Kasırgalar tropikal iklimlerde ve açık deniz ve okyanuslarda, sıcak ve nemli bulutların örgütlenmesi sonucu ortaya çıkan şiddetli fırtınalardır. Deniz sıcaklığının en azından 26,5 santigrad derece ve üstünde olması gerekir.
Güneş tarafından ısıtılan rutubetli hava hızla yükselirken, artan rutubetten dolayı alçak basınç ortaya çıkar. Rutubetle satüre olan bu havada rutubetin yoğunlaşması fırtına bulutlarının ortaya çıkmasının nedenidir.
Sıcak hava yükselirken serin hava ondan boşalan yeri almak üzere harekete geçer.
İlerde kasırgaya dönüşecek ataleti olan bu sistem, okyanusun üzerinde yükseklerde durmaktadır. Ama altında dünya dönmeye devam etmektedir. Yerçekimi bu sistemi dünya ile birlikte döndürmek için yeterli değildir. Buna Coriolis etki denir.
Dünyanın kendi etrafında dönmesi, yukarı doğru yükselmekte olan sıcak havanın sarmal (spiral) şeklini almasına neden olur. Dünya kendi etrafında döndüğü için yukarı doğru yükselen sıcak hava bunu ancak düz olarak değil de, sarmal olarak yapabilir.
Sıcak hava yükselirken hız kazanır ve rüzgarlar alçak basınç merkezi etrafında giderek artan bir hızla dönmeye başlarlar. Bu sırada tropikal alçak basınç önce tropikal depresyona, ardından da kasırgaya dönüşür.
Kasırgaların çapı birkaç yüz km ile birkaç bin km arasında değişir. İyice organize olan kasırgaların merkezinde yaklaşık 50 km çapında, rüzgarların olmadığı güneşli, alçak basınçlı, sakin bir hava vardır. Ama onun çevresindeki rüzgarların hızı saatte 200 km'yi geçebilir.
Görüldüğü üzere kasırgalarda çesitli düzensizlikler bir araya gelerek bir düzen oluşturmaktadır. Önce hava ısınmakta ve nemden zenginleşmektedir. Bu durum yörede atmosferik basıncın düşmesine neden olmaktadır. Rutubetli havada atmosferik basınç kuru havadan düşüktür. Dünyanın kendi ekseni etrafında dönmesi, yükselmekte olan sıcak havanın sarmal bir şekil almasından sorumludur. Bu sarmal şekil rüzgarların sıcak hava ve rutubetten dolayı oluşan alçak basınç merkezi etrafında giderek artan bir hızla dönmesine neden olacaktır. Bu etmenlerin her biri diğerlerinden bağımsızdır. Ama kasırgalarda bir araya gelmektedirler.

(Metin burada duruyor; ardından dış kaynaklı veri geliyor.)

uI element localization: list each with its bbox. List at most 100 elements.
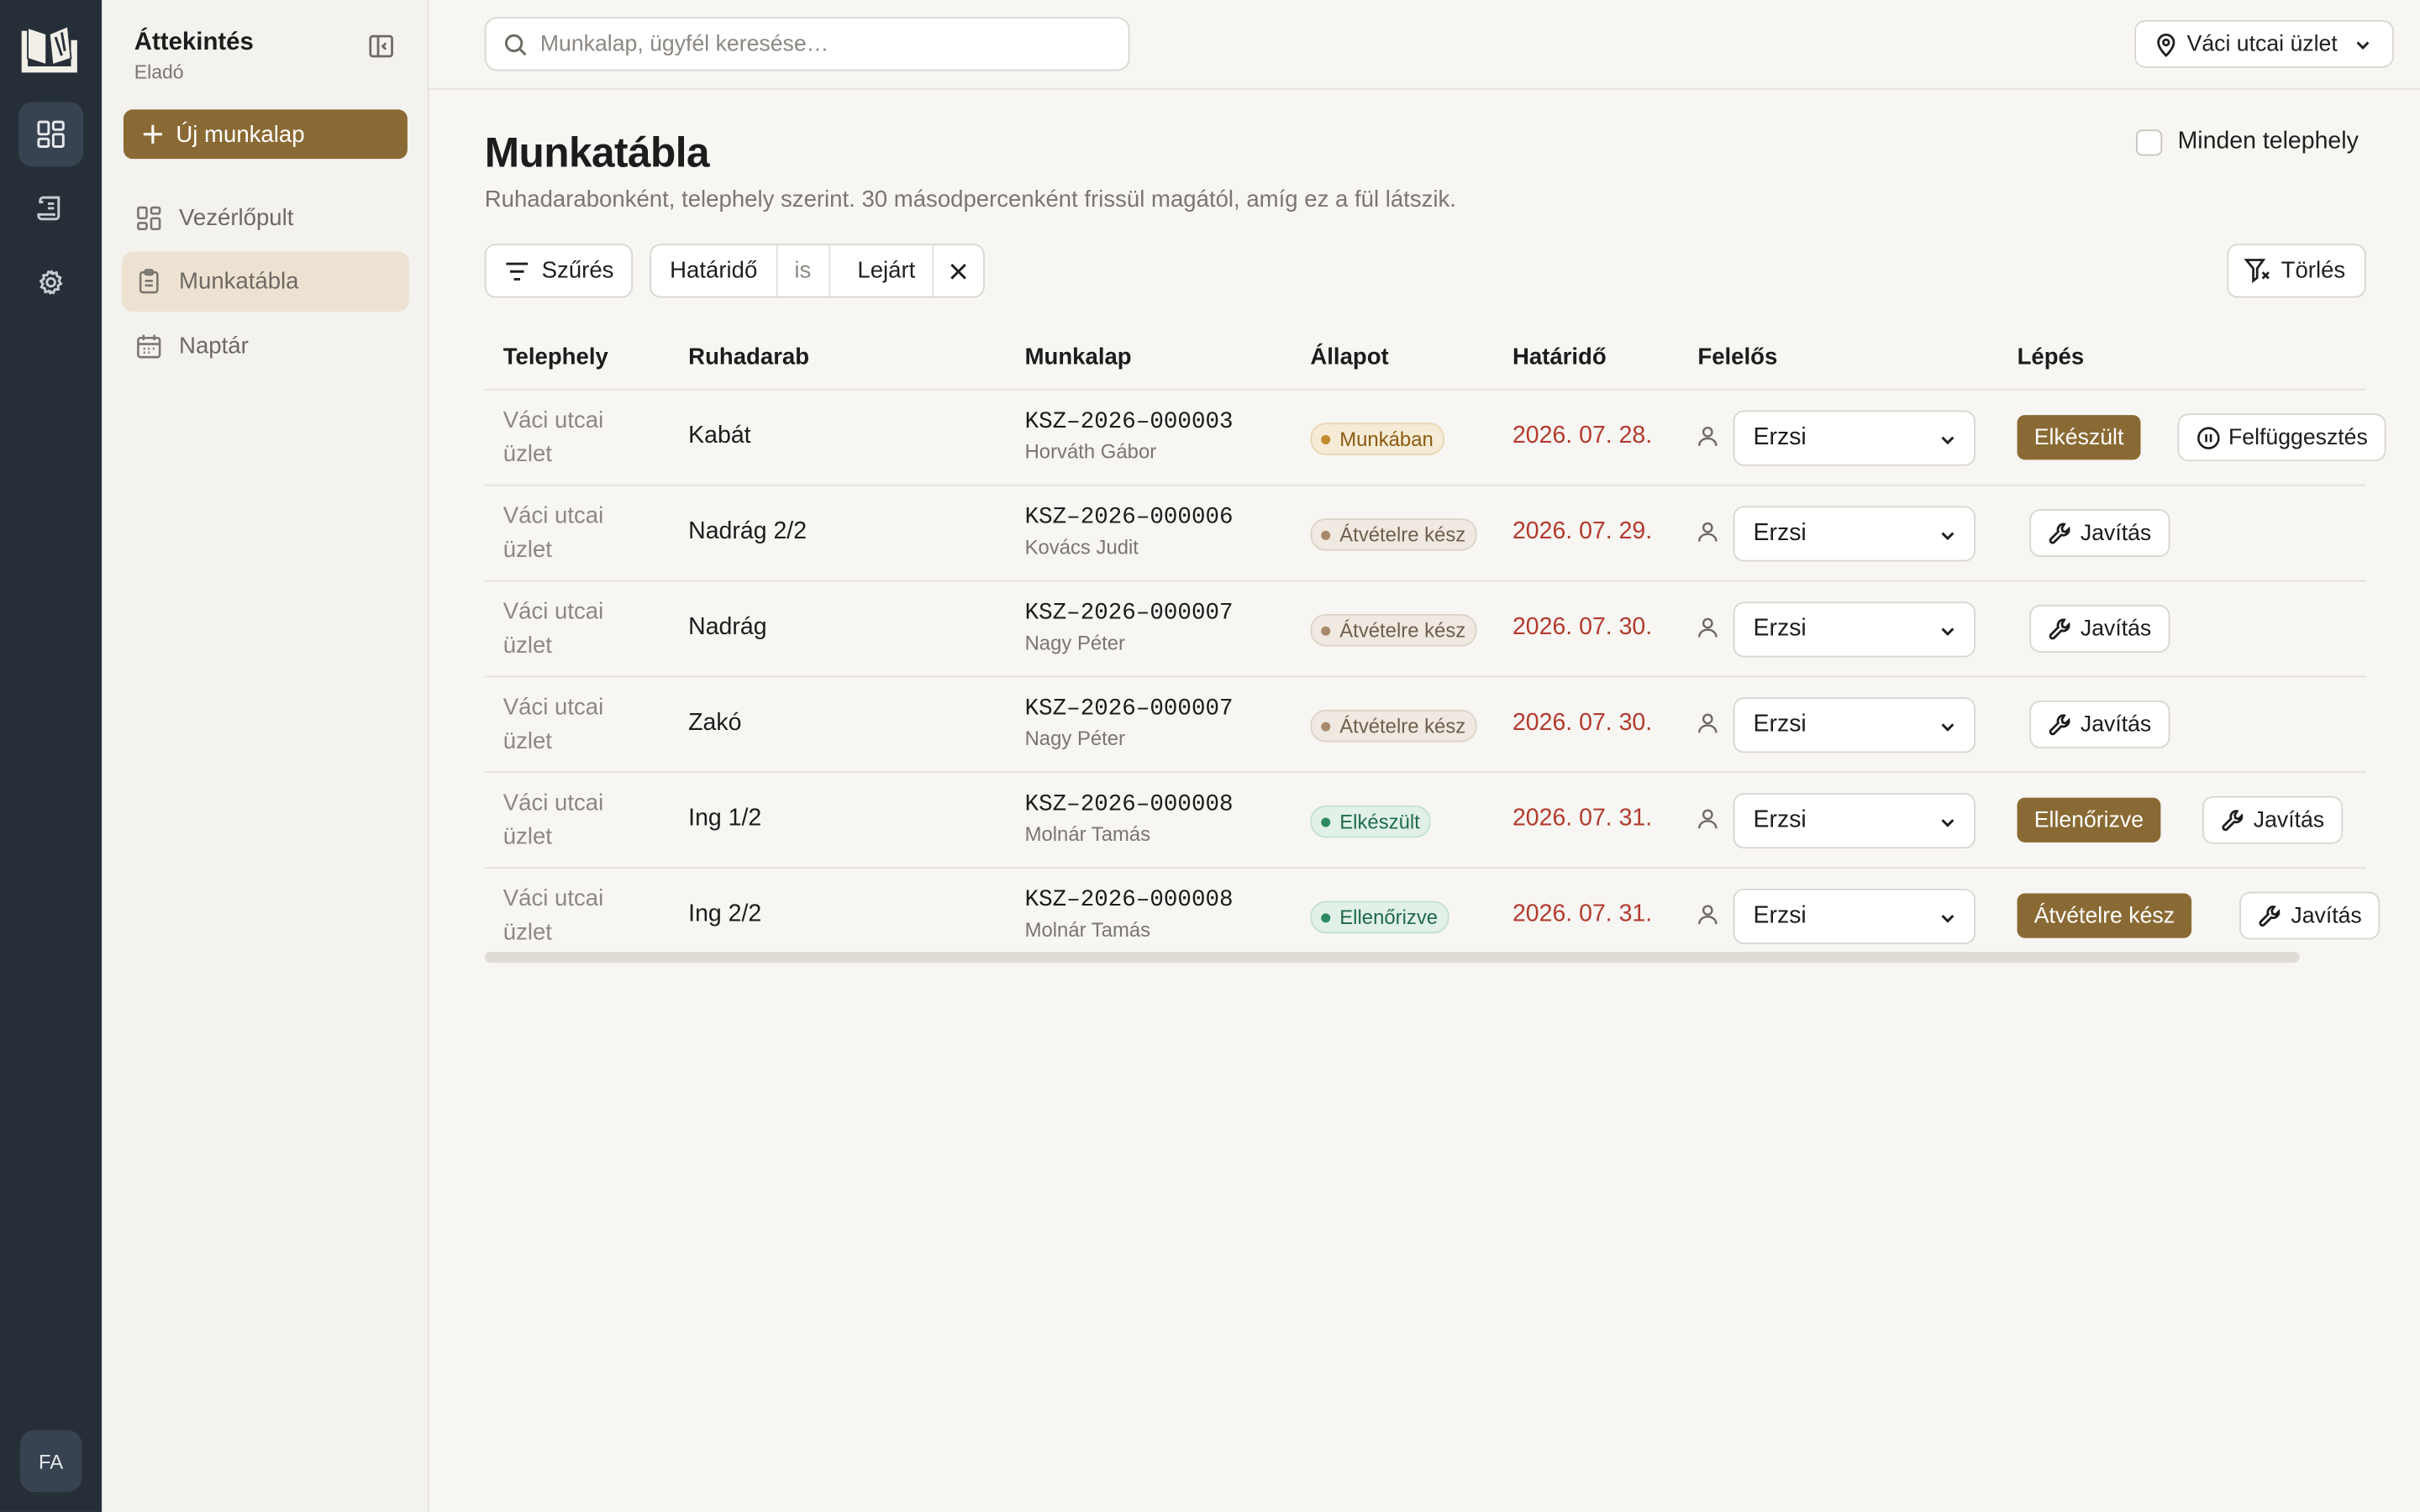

Canlılarda da aynı paradigma kendini tekrarlar.
Canlı hücreler santral bir otoriteden yoksun kendiliğinden örgütlenmenin, ilginç bir örnegini simgelerler. Hiçbir hücrede canlı diyebileceğimiz, hatta canlılıktan direkt olarak sorumlu bir molekül yoktur. Hücreler santral bir otoriteden yoksundurlar. Ne DNA canlıdır, ne de RNA ve enzimler canlıdırlar. Ama onlar bir araya gelince hücre canlılık kazanmaktadır. Onlar diğer hücresel öğelerle birlikte kendiliğinden örgütlenmenin ilginç bir örneğini oluştururlar. Çoğu birbirlerinden bağımsız olarak işlev yapan çok sayıda molekül, bir hücrede bir araya gelmişler ve ona canlılık kazandırmışlardır. Canlı ve cansız varlıklar benzer şekilde örgütlenmektedirler.